Здесь нет никакого парадокса. Желание отделиться существовало в глубинной природе английского национализма, который, к тому же, это желание узаконил. Английская национальная идентичность со времени своего рождения способствовала развитию двух типов национальной идентичности: одна была конкретной и материалистической, потому что связана она была с конкретной реальностью, материализованной в территории, образе жизни и специфических политических институтах, а другая, изначальная, была идеалистической или абстрактной – это была преданность, верность национальным ценностям. Идеалистическая преданность национальным ценностям, которая могла быть и была столь же пылко патриотичной, сколь и более земная любовь к родине, по самой своей природе была стимулом к недовольству и бунту. Ибо чем более высока приверженность определенным идеалам, тем более подобный идеалистический патриотизм становится чувствительным и нетерпимым к несовершенству в воплощении этих ценностей. Именно этот идеалистический патриотизм в XVII в. привел некоторых англичан к переезду, а других – к восстанию; именно этот патриотизм питал недовольных с тех самых пор. Главная Английская ценность – свобода, запечатленная в разуме, в соответствии с которой все разумные англичане были равны, была, по крайней мере со времен Мильтона, определена как «самовластие» [25]. Другое слово для нее было «независимость». Логическим следствием этих глубинных тенденций английского национализма, его исполнение, как это ни нелепо звучит, была абсолютная суверенность (верховная власть), самовластие или независимость каждой отдельной личности; другими словами, полная атомизация и политическая анархия. Английский национализм, та сила сцепления, которая объединяла англичан, потенциально был саморазрушительным и способствующим распаду национальной общности (collectivity). И если кто-либо был последователен в своей вере в национальные английские идеалы, а такая последовательность встречалась редко, потому что она была психологически обременительна, то такой человек, будучи достаточно разумным, не мог противиться подобной тенденции. Таким образом, сама английскость колонистов, которую они так старательно подчеркивали, служила причиной и оправданием сопротивления колоний британскому правительству. Это сопротивление, в конце концов, превратило то, что начиналось всего лишь как «местный раскол», в решительное отделение от Британии [26].

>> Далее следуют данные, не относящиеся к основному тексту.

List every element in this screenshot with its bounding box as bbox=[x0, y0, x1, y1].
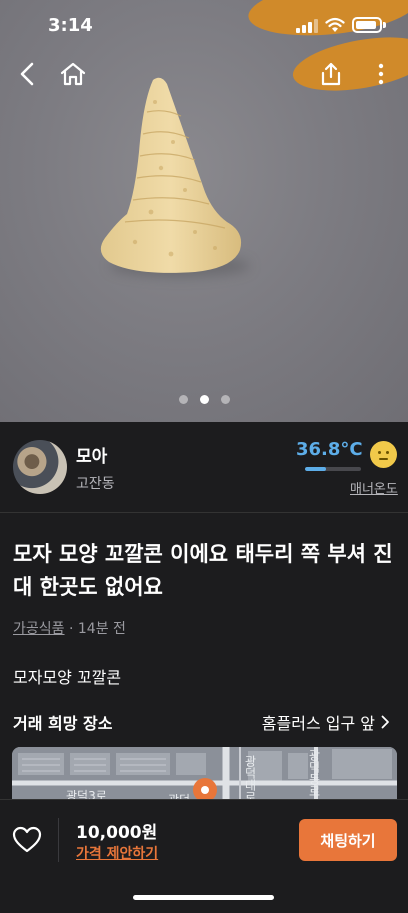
post-time: · 14분 전 bbox=[68, 621, 126, 637]
chevron-left-icon bbox=[20, 62, 34, 86]
back-button[interactable] bbox=[11, 58, 43, 90]
heart-icon bbox=[12, 826, 42, 853]
category-link[interactable]: 가공식품 bbox=[13, 621, 65, 637]
manner-temperature: 36.8°C bbox=[296, 439, 363, 460]
more-options-button[interactable] bbox=[365, 58, 397, 90]
status-time: 3:14 bbox=[48, 15, 93, 36]
divider bbox=[58, 818, 59, 862]
trade-place-link[interactable]: 홈플러스 입구 앞 bbox=[262, 710, 390, 734]
share-icon bbox=[321, 62, 341, 86]
share-button[interactable] bbox=[315, 58, 347, 90]
seller-profile[interactable]: 모아 고잔동 36.8°C 매너온도 bbox=[0, 422, 408, 513]
seller-location: 고잔동 bbox=[76, 476, 115, 492]
home-indicator bbox=[133, 895, 274, 900]
price: 10,000원 bbox=[76, 823, 158, 843]
pagination-dot[interactable] bbox=[178, 395, 188, 404]
status-bar: 3:14 bbox=[0, 0, 408, 52]
post-description: 모자모양 꼬깔콘 bbox=[13, 668, 122, 687]
battery-tip bbox=[383, 22, 386, 28]
pagination-dot[interactable] bbox=[220, 395, 230, 404]
home-icon bbox=[60, 62, 86, 86]
temperature-bar-fill bbox=[305, 467, 326, 471]
neutral-face-icon bbox=[370, 441, 397, 468]
more-vertical-icon bbox=[378, 63, 384, 85]
like-button[interactable] bbox=[12, 826, 42, 854]
temperature-bar bbox=[305, 467, 361, 471]
chat-button[interactable]: 채팅하기 bbox=[299, 819, 397, 861]
post-title: 모자 모양 꼬깔콘 이에요 태두리 쪽 부셔 진대 한곳도 없어요 bbox=[13, 542, 393, 599]
battery-icon bbox=[352, 17, 382, 33]
product-photo[interactable]: 3:14 bbox=[0, 0, 408, 422]
chevron-right-icon bbox=[381, 714, 390, 733]
map-label-road: 광덕동로 bbox=[307, 749, 321, 797]
map-label-road: 광덕대로 bbox=[243, 755, 257, 803]
cellular-signal-icon bbox=[296, 19, 318, 33]
trade-place-label: 거래 희망 장소 bbox=[13, 714, 113, 733]
bottom-action-bar: 10,000원 가격 제안하기 채팅하기 bbox=[0, 799, 408, 913]
manner-temperature-link[interactable]: 매너온도 bbox=[350, 478, 398, 497]
wifi-icon bbox=[325, 17, 345, 32]
seller-avatar[interactable] bbox=[13, 440, 67, 494]
photo-pagination bbox=[0, 395, 408, 404]
home-button[interactable] bbox=[57, 58, 89, 90]
seller-name[interactable]: 모아 bbox=[76, 442, 107, 467]
post-meta: 가공식품 · 14분 전 bbox=[13, 618, 126, 638]
pagination-dot[interactable] bbox=[199, 395, 209, 404]
trade-place-value: 홈플러스 입구 앞 bbox=[261, 714, 375, 733]
price-offer-link[interactable]: 가격 제안하기 bbox=[76, 843, 158, 863]
cone-snack-image bbox=[100, 77, 242, 273]
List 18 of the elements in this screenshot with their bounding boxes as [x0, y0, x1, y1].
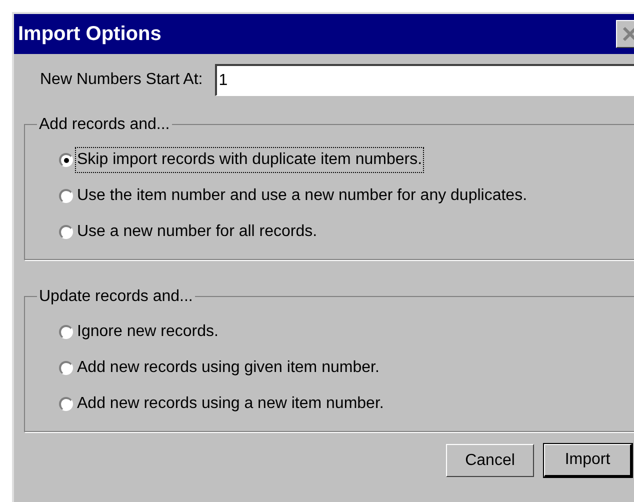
- close-icon: [622, 26, 634, 42]
- radio-button[interactable]: [59, 325, 73, 339]
- option-label: Use a new number for all records.: [76, 222, 318, 242]
- option-label: Use the item number and use a new number for any duplicates.: [76, 186, 528, 206]
- option-label: Add new records using given item number.: [76, 358, 380, 378]
- window-title: Import Options: [18, 22, 162, 47]
- radio-button[interactable]: [59, 225, 73, 239]
- field-label: New Numbers Start At:: [40, 70, 203, 90]
- import-button[interactable]: Import: [544, 444, 632, 477]
- cancel-button[interactable]: Cancel: [446, 444, 534, 477]
- option-label: Ignore new records.: [76, 322, 220, 342]
- radio-button[interactable]: [59, 153, 73, 167]
- radio-button[interactable]: [59, 361, 73, 375]
- radio-button[interactable]: [59, 189, 73, 203]
- start-number-field[interactable]: 1: [214, 64, 634, 96]
- option-label: Add new records using a new item number.: [76, 394, 385, 414]
- option-label: Skip import records with duplicate item numbers.: [75, 147, 424, 173]
- radio-button[interactable]: [59, 397, 73, 411]
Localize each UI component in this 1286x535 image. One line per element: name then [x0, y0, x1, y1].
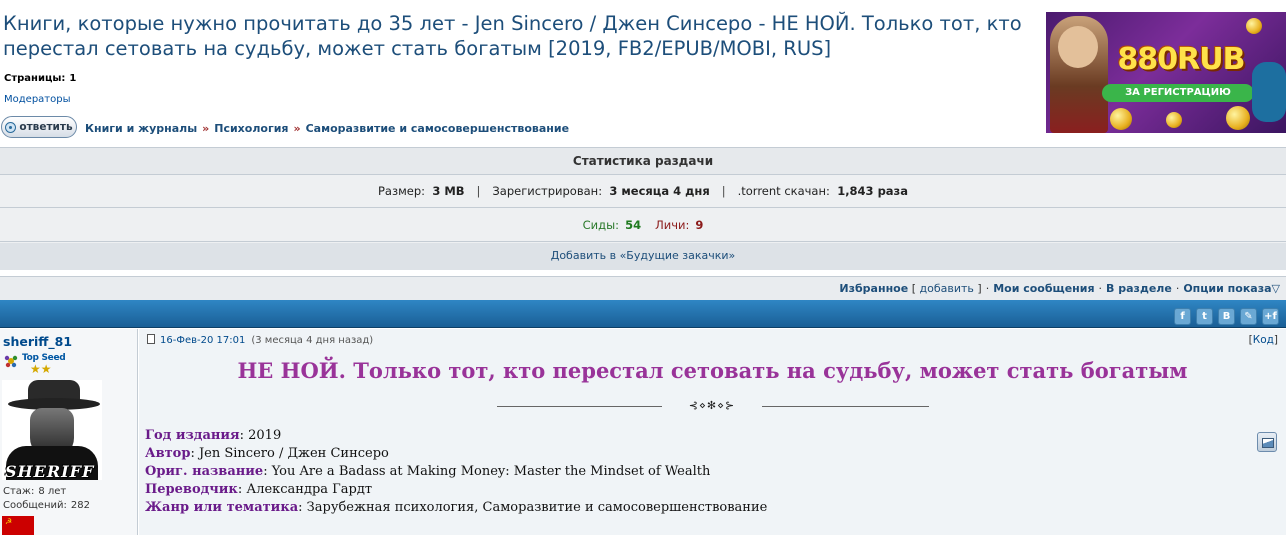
- page-number[interactable]: 1: [69, 73, 76, 84]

Как и везде, подобные мысли и чувства, лучше всего развивались там, где им благоприятствовали угнетающие рамки конкретной ситуации, и там, где они были привязаны к интересам, которые взросли на этих мыслях и чувствах. Поэтому англичане в Англии были склонны к конкретной или материалистической версии патриотизма, в то время как в Америке большинство людей привлекала его идеалистическая или абстрактная версия [27]. Идеалистическая природа Английского патриотизма в Америке отразилась в модифицированном понятии «конституция». В Англии, таким образом, конституцию понимало меньшинство – в Америке ко времени революции подобный взгляд на конституцию был у большинства. Американцы скорее стремились определить конституцию как официальное утверждение основополагающих принципов государства (polity), нежели как основные черты (характер) государства, выраженные в его институтах и образе жизни. «Британская конституция, – заявил в Novanglus Джон Адамс, – относилась к «власти (правительству) законов, а не людей». The Genuine Principles of the Ancient Saxon or English Constitution в 1776 г. определяли конституцию как «свод основополагающих правил, должных управлять даже самой высшей властью государства». Эти правила, а не те «различные, непоследовательные формы правления, которые мы имели в разные периоды времени» и были правильным объектом преданности и лояльности [28]. Тенденцию к тому, чтобы рассматривать конституцию в терминах основополагающих принципов, – а конституция, как было принято считать, относится, собственно, к уже наличествующему обществу, и следовательно, тенденцию также рассматривать и общество – можно было наблюдать в течение всего колониального периода развития Америки. Конституции Mayflower, а позднее Compacts и Agreements, принятые правительствами колоний, были конституциями именно в этом смысле слова [29]. Но до революции эта новая точка зрения мирно сосуществовала с более традиционным взглядом на вещи.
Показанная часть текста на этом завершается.